On 19 February 2015 at 14:39:25, Marek T (
marek...@gmail.com) wrote:
> How would your recommendation change if the hardware needed
> to handle an additional queue with 10K messages/second which
> occasionally grows to 10M messages due to consumers (let's assume
> 10 consumers) not keeping up?
It depends on message size distribution. 10K per second can be handled by a development
laptop fairly easily if message size is < 4K (so, 4 cores, 4-8 GB of RAM, fast HDD should be OK).
There is currently a fixed cost per message out of the box because our default queue index implementation
is RAM-only. I believe it is about 20 bytes per message.
CloudAMQP folks have a LevelDB-based index:
https://github.com/cloudamqp/msg_store_eleveldb_index
Note that it includes native code and may be OS-specific in some ways.
> If we want to ensure maximum performance, is it enough to optimize
> for RAM and just multiply the approximate volume of messges (10Mx500bytes=5GB),
> taking the 40% watermark into account => 12.5GB of RAM?
Yes, plus the queue index entry cost mentioned above. At this total RAM size you can go
up to 70-80% with the limit, 40% sounds unreasonably low to me.

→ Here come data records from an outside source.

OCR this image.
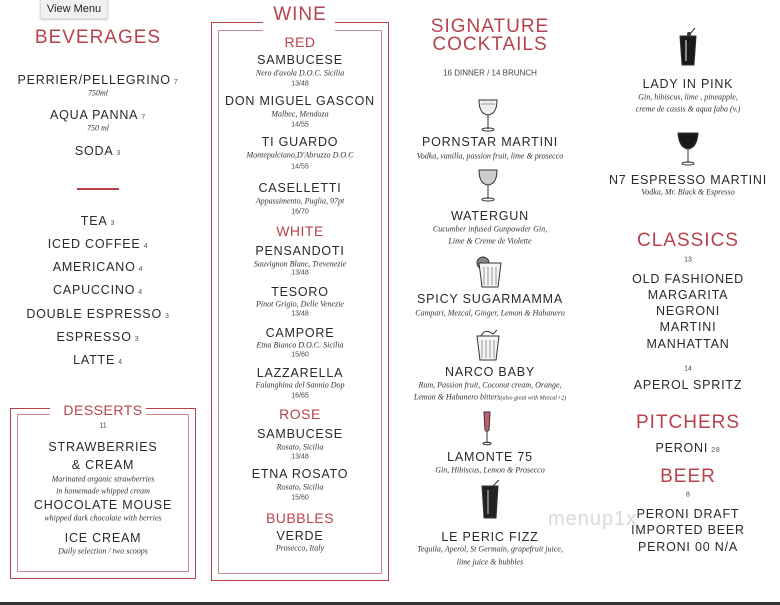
View Menu
BEVERAGES
PERRIER/PELLEGRINO 7
750ml
AQUA PANNA 7
750 ml
SODA 3
TEA 3
ICED COFFEE 4
AMERICANO 4
CAPUCCINO 4
DOUBLE ESPRESSO 3
ESPRESSO 3
LATTE 4
DESSERTS
11
STRAWBERRIES
& CREAM
Marinated organic strawberries
in homemade whipped cream
CHOCOLATE MOUSE
whipped dark chocolate with berries
ICE CREAM
Daily selection / two scoops
WINE
RED
SAMBUCESE
Nero d'avola D.O.C. Sicilia
13/48
DON MIGUEL GASCON
Malbec, Mendoza
14/55
TI GUARDO
Montepulciano,D'Abruzzo D.O.C
14/55
CASELLETTI
Appassimento, Puglia, 97pt
16/70
WHITE
PENSANDOTI
Sauvignon Blanc, Trevenezie
13/48
TESORO
Pinot Grigio, Delle Venezie
13/48
CAMPORE
Etna Bianco D.O.C. Sicilia
15/60
LAZZARELLA
Falanghina del Sannio Dop
16/65
ROSE
SAMBUCESE
Rosato, Sicilia
13/48
ETNA ROSATO
Rosato, Sicilia
15/60
BUBBLES
VERDE
Prosecco, Italy
SIGNATURE
COCKTAILS
16 DINNER / 14 BRUNCH
PORNSTAR MARTINI
Vodka, vanilla, passion fruit, lime & prosecco
WATERGUN
Cucumber infused Gunpowder Gin,
Lime & Creme de Violette
SPICY SUGARMAMMA
Campari, Mezcal, Ginger, Lemon & Habanero
NARCO BABY
Rum, Passion fruit, Coconut cream, Orange,
Lemon & Habanero bitters(also great with Mezcal+2)
LAMONTE 75
Gin, Hibiscus, Lemon & Prosecco
LE PERIC FIZZ
Tequila, Aperol, St Germain, grapefruit juice,
lime juice & bubbles
LADY IN PINK
Gin, hibiscus, lime , pineapple,
creme de cassis & aqua faba (v.)
N7 ESPRESSO MARTINI
Vodka, Mr. Black & Espresso
CLASSICS
13
OLD FASHIONED
MARGARITA
NEGRONI
MARTINI
MANHATTAN
14
APEROL SPRITZ
PITCHERS
PERONI 28
BEER
8
PERONI DRAFT
IMPORTED BEER
PERONI 00 N/A
menup1x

> My assumptions is that RabbitMQ benefits from multi-core processors,
> is there a practical limit when adding any more processors will
> be unnecessary? (depending on number of queues/consumers?)
> Would it be beneficial to separate this huge queue away from the
> others in a separate broker?
The benefit from extra cores will be greatest when you have more queues and connections/channels
going. For 1K queues and 1K connections I'd expect 4 and 8 cores to work about as well.
16 should make a difference but shouldn't be necessary for the described workload.
Again, the typical "please test it with PerfTest with a similar workload and see for yourself" suggestion
applies but your thinking is largely correct.